Benjamin F. Packard was launched in Bath, Maine on November 15, 1883. She was named for her shipwright. She was primarily used as a cargo ship during her career. She held a reputation as a "hell-ship."

On April 17, 1911, she was one of three ships that blew ashore in Chignik, Alaska. She was repaired and returned to service.
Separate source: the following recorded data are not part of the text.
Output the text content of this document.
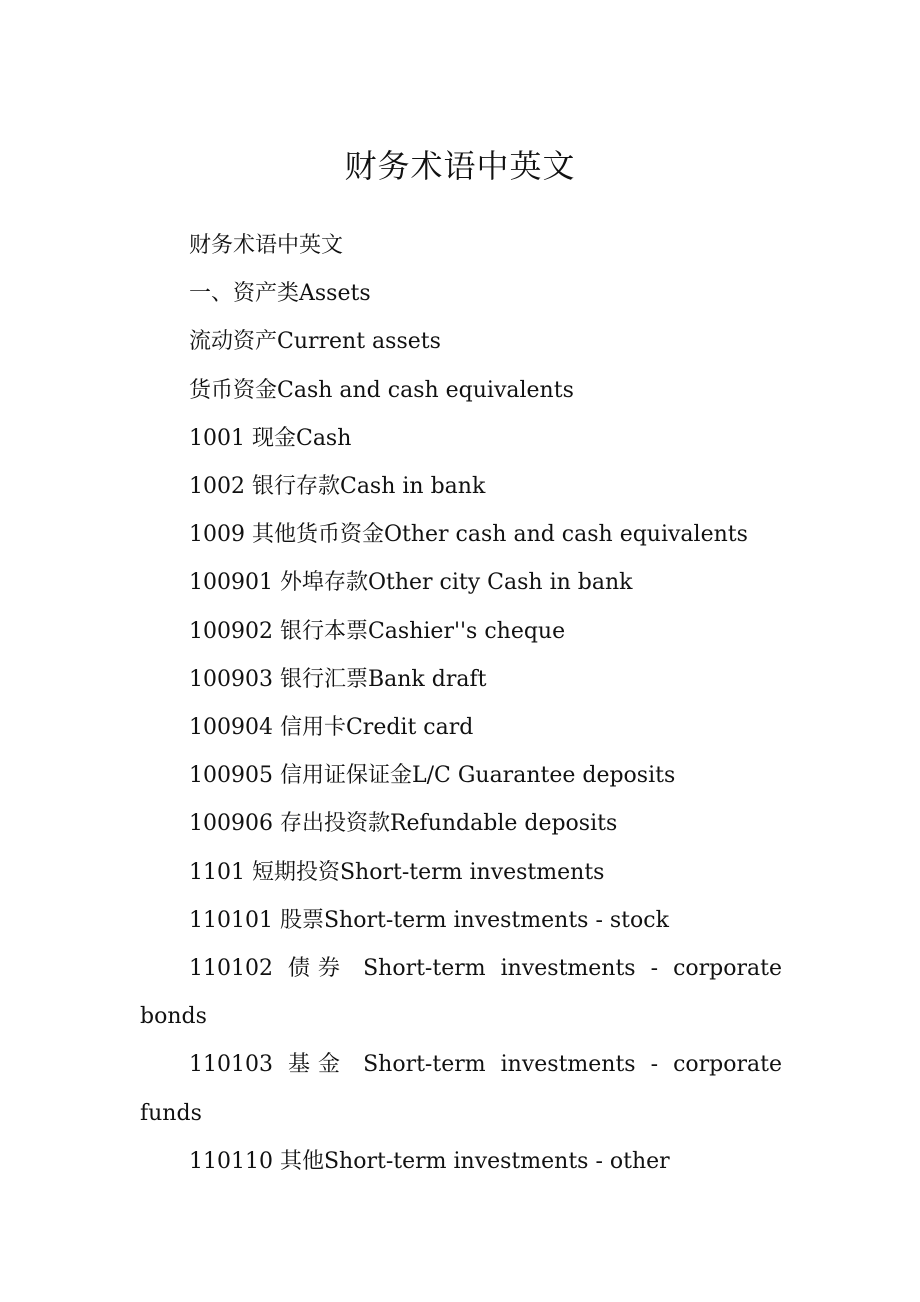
财务术语中英文

财务术语中英文

一、资产类Assets

流动资产Current assets

货币资金Cash and cash equivalents

1001 现金Cash

1002 银行存款Cash in bank

1009 其他货币资金Other cash and cash equivalents

100901 外埠存款Other city Cash in bank

100902 银行本票Cashier''s cheque

100903 银行汇票Bank draft

100904 信用卡Credit card

100905 信用证保证金L/C Guarantee deposits

100906 存出投资款Refundable deposits

1101 短期投资Short-term investments

110101 股票Short-term investments - stock

110102 债券 Short-term investments - corporate bonds

110103 基金 Short-term investments - corporate funds

110110 其他Short-term investments - other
The Benjamin F. Packard declined in use in the 1920s, undergoing a final voyage as a barge in 1927. The historic value of the ship was noted at the time, and the press called for her to be saved. She was ultimately sold as an "antique" in 1929.

=== Playland ===
Benjamin F. Packard was brought to Playland in 1930, where she was repurposed into an attraction. Among other things, she was depicted as a pirate ship and used as a dancing area.

=== Scuttling ===
The 1938 New England hurricane seriously damaged the Benjamin F. Packard. It was determined that the ship could not be saved. She was scuttled off of Long Island Sound on May 18, 1939. Parts of her can still be seen at Edith G. Read Wildlife Sanctuary in Rye, New York at low tide.

== Legacy ==
The cabin and its furnishings were saved and were taken by Mystic Seaport, where they remain to this day. They are used to teach the history of the New England cargo trade. Some artifacts are also at the Maine Maritime Museum.

The home of her namesake in Bath, Maine was turned into a bed and breakfast.

The decision to scuttle rather than save the final Down Easter is used as a case study on why vessels are or are not preserved.